What is the difference between Go's multithreading approach and other approaches, such as pthread, boost::thread or Java Threads?
Goroutines is implemented as pthreads in gccgo, so it can be identical to OS thread, too. It's separating the concept of OS thread and our thinking of multithreading when programming.
With Go, it's possible to do multi-threaded concurrency and parallelization with goroutines and goroutines work in an asynchronous way hence making use of both multi-threading and asynchronous programming efficiently.
POSIX Threads are commonly known as PThreads. It is an execution model that exists independently from a language and a parallel execution model. It allows a program to control multiple different workflows that overlap in time.
Quoted from Day 3 Tutorial <- read this for more information.
Goroutines are multiplexed as needed onto system threads. When a goroutine executes a blocking system call, no other goroutine is blocked.
We will do the same for CPU-bound goroutines at some point, but for now, if you want user-level parallelism you must set $GOMAXPROCS. or call runtime.GOMAXPROCS(n).
A goroutine does not necessarily correspond to an OS thread. It can have smaller initial stack size and the stack will grow as needed.
Multiple gorouitines may be multiplexed into a single thread when needed.
More importantly, the concept is as outlined above, that a goroutine is a sequential program that may block itself but does not block other goroutines.

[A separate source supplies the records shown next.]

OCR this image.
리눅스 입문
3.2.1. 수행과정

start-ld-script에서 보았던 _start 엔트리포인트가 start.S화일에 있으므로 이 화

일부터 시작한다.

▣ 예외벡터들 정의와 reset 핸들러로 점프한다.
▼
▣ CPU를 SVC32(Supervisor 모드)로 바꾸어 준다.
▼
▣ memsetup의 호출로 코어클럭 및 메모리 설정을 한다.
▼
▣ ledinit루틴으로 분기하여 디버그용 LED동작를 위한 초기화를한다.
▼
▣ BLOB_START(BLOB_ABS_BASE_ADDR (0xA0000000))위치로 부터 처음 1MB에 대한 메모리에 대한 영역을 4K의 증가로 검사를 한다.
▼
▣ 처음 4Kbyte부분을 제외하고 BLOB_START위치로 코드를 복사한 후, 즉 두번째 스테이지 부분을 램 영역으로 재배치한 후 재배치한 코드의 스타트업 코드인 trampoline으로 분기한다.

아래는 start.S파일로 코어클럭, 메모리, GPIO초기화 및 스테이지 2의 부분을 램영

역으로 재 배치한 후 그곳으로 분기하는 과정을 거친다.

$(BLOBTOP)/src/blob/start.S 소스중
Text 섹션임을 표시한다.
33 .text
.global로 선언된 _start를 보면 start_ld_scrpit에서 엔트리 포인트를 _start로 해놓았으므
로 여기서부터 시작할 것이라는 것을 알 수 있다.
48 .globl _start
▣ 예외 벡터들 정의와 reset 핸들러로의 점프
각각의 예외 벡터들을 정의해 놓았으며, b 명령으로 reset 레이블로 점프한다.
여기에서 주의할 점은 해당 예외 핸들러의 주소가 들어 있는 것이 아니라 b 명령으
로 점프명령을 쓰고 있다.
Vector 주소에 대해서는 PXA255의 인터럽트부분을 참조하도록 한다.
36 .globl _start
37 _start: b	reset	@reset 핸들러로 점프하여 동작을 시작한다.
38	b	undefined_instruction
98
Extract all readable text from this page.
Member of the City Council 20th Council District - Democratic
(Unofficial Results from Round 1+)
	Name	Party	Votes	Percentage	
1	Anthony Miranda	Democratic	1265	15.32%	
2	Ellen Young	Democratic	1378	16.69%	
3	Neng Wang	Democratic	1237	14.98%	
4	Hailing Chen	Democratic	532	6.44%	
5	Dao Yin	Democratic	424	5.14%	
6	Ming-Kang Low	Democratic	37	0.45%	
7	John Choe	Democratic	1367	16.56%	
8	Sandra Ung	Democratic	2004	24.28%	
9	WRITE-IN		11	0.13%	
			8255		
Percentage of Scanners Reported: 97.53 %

Goroutines is implemented as pthreads in gccgo, so it can be identical to OS thread, too. It's separating the concept of OS thread and our thinking of multithreading when programming.
IMO, what makes the multi-threading in Go appealing is the communication facilities: unlike pthread where one must build the communications infrastructure (mutex, queues etc.), in Go it is available by default in a convenient form.
In short, there is "low-friction" to using threads because of the good communication facilities (akin to Erlang if I can say so).